残業が続いたある日、Tさんは上司から「これで何か飲み物でも買って、みんなに差し入れてくれ」とお金を渡されました。

しかし、Tさんは「何か飲み物…」と、とても困惑し、「何かってなんですか?」と聞いても「適当に何でもいいから」と言われてますます混乱。

何を買えばいいのか、何本買えばいいのかわからず、結局何も買えませんでした。

次の日、上司に預かったお金を返すと「使いっぱしりがイヤだったのか?これも仕事のひとつだぞ」と、説教されたのでで、理由を説明しようとするものの、うまくできません。

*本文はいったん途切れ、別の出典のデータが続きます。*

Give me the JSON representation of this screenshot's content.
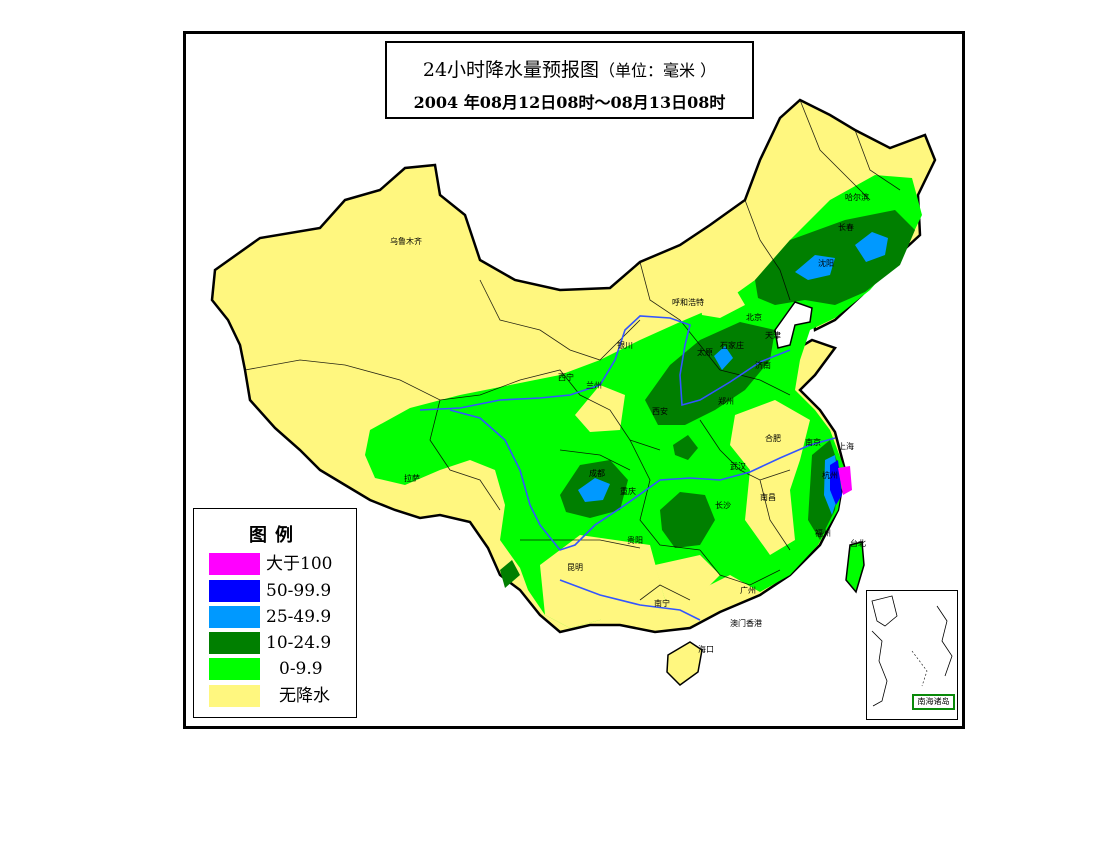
{
  "title": {
    "line1_main": "24小时降水量预报图",
    "line1_unit": "（单位：毫米 ）",
    "line2": "2004 年08月12日08时～08月13日08时"
  },
  "legend": {
    "title": "图例",
    "items": [
      {
        "label": "大于100",
        "color": "#ff00ff"
      },
      {
        "label": "50-99.9",
        "color": "#0000ff"
      },
      {
        "label": "25-49.9",
        "color": "#0099ff"
      },
      {
        "label": "10-24.9",
        "color": "#007f00"
      },
      {
        "label": "0-9.9",
        "color": "#00ff00"
      },
      {
        "label": "无降水",
        "color": "#fff77f"
      }
    ]
  },
  "cities": {
    "urumqi": "乌鲁木齐",
    "lhasa": "拉萨",
    "xining": "西宁",
    "lanzhou": "兰州",
    "yinchuan": "银川",
    "hohhot": "呼和浩特",
    "beijing": "北京",
    "tianjin": "天津",
    "shijiazhuang": "石家庄",
    "taiyuan": "太原",
    "jinan": "济南",
    "zhengzhou": "郑州",
    "xian": "西安",
    "hefei": "合肥",
    "nanjing": "南京",
    "shanghai": "上海",
    "hangzhou": "杭州",
    "wuhan": "武汉",
    "changsha": "长沙",
    "nanchang": "南昌",
    "fuzhou": "福州",
    "chengdu": "成都",
    "chongqing": "重庆",
    "guiyang": "贵阳",
    "kunming": "昆明",
    "nanning": "南宁",
    "guangzhou": "广州",
    "macau_hk": "澳门香港",
    "haikou": "海口",
    "taibei": "台北",
    "harbin": "哈尔滨",
    "changchun": "长春",
    "shenyang": "沈阳"
  },
  "inset": {
    "label": "南海诸岛"
  }
}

仏頂面で黙り込んでいたため、上司からは「生意気なやつ」だと思われてしまいました。

Tさんは、曖昧な言葉がわからない一方で、言葉を都合よく解釈してしまう一面があります。

以前、後輩の女性社員と世間話をしている時、「先輩、登山が趣味なんですか。好きなタイプかも」と言われたTさんは告白されたと思い込んで、その日からメールを頻繁に送ったり、何度も食事に誘って、一緒に帰ろうと彼女の帰宅時間に合わせて会社の近くで待ち伏せするなどの行為を繰り返します。

結局、彼女から「全然好きじゃない」「ちょっとしたストーカーです。これ以上続けるなら人事に相談します」と、手厳しく言われてしまいました。

「学生時代から社交辞令がわからないし、言語化されていない雰囲気や空気を察することができなかったんです。人の話や本の内容の途中で、すぐに分かったと早合点してしまうし…。物事がはっきりしていないと、いろいろ考えて不安になってくるんです」

しかし、Tさんはそのあとも同じような行為を繰り返し、他の女性社員からセクハラで訴えられています…。

考えられる症状

言葉を文字通りに受け止め、社交辞令がなどが理解できないため、騙されたり詐欺に遭いやすいという一面があるのがASDです。

周囲の対応策

この場合も、相手の特徴を踏まえて誤解されるような言葉、曖昧な言葉を放たないようにします。

本人に決して悪気はないことを念頭に置いて、当人に対する具体的な指示の出し方を職場で関わる人たちで決めて、接していきましょう。